In fact, I went to New York once with a bunch of friends. Unfortunately, I was mugged when I was there, but I remember that kind man who took the effort to neatly put my wallet back into the exact same pocket he lifted it from after stripping it of all the cash, credit and ID. Such civility.


----------



## The Tourist (Nov 5, 2013)

Mr.

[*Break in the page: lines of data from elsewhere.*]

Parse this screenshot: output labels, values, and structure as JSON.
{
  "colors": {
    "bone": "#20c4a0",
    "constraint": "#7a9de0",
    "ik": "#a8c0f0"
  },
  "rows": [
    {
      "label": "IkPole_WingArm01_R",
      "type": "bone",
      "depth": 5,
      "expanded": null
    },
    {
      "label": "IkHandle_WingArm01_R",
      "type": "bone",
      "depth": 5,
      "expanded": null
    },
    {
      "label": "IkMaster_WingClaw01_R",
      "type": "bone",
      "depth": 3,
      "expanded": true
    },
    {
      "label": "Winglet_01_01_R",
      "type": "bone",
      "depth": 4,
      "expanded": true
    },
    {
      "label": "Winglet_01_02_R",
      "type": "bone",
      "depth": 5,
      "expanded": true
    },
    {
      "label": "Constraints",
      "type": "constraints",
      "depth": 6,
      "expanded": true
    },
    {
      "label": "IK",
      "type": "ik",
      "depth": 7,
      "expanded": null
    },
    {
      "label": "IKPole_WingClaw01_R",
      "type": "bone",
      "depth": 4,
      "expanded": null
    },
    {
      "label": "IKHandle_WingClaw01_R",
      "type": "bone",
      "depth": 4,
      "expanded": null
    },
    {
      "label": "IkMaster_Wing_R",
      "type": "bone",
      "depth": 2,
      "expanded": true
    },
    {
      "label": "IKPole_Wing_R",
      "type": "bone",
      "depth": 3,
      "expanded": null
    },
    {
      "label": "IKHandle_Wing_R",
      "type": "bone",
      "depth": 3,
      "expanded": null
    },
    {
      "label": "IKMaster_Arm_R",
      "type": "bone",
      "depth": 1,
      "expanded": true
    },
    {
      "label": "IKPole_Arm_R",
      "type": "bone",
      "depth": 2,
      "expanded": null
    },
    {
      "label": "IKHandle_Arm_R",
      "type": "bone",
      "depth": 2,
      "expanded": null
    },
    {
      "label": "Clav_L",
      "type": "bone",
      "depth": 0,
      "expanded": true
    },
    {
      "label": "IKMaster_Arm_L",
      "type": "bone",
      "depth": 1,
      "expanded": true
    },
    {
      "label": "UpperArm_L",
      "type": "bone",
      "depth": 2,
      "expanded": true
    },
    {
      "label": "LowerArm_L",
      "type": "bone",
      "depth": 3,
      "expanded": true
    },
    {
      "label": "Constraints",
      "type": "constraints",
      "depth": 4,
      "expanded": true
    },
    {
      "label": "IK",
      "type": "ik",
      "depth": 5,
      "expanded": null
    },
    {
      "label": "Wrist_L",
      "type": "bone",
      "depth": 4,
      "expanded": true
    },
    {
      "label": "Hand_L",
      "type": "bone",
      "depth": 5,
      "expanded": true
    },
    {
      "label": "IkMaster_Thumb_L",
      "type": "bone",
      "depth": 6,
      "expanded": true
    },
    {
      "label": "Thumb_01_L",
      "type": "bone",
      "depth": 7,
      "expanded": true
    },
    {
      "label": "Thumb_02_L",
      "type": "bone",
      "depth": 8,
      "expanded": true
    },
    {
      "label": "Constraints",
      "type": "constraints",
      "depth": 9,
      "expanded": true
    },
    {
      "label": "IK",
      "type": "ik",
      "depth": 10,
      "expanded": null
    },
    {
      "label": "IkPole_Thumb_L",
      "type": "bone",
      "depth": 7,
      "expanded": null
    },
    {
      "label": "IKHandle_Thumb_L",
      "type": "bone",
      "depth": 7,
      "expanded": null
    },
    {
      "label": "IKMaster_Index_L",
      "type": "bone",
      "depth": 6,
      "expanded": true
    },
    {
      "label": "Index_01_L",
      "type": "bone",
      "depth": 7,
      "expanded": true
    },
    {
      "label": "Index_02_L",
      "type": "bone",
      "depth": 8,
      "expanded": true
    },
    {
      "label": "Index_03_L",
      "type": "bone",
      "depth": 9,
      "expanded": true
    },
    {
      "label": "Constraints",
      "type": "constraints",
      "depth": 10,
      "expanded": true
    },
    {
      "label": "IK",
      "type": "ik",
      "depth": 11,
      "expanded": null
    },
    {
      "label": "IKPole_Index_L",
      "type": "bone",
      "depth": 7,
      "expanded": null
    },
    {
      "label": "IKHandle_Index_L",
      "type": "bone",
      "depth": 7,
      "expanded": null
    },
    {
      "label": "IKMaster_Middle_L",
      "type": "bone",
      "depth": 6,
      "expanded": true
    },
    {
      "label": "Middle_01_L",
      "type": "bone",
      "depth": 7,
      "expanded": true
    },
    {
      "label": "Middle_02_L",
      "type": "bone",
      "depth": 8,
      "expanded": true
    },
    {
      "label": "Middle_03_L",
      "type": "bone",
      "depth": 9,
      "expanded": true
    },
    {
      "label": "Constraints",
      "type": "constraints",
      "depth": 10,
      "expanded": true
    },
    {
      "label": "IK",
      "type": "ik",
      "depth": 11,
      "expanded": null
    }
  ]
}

Faukes, you wound me.  Clearly you have misjudged me on many fronts!

I am not xenophobic.  I respect the language.  Rightly, I am an "armed xenophobe."

Puck-slapping.  Oh, no, no, no.  Wisconsinites were part of 1980 Olympic Hockey Team.  The Canucks used more of a limp-wristed movement I cannot duplicate with this much upper body strength.

So far, no ill effects from Canadian food.  You capische, eh?

Rude Americans?  Hardly.  We are a good, moral, and forthright people.  As I've stated, we stole Texas from the Mexicans fair and square, and we were standing in a chapel at the time.

See how "hands across the borders" benefits our diverse customs and beliefs.  For example, look at the difference just between you and I.  Beaver pelting?  Not I.  I am more of your "catch and release" kind of guy.  We Yanks value freedom, and we insist others take it, even if we have to throw them out the following morning.


----------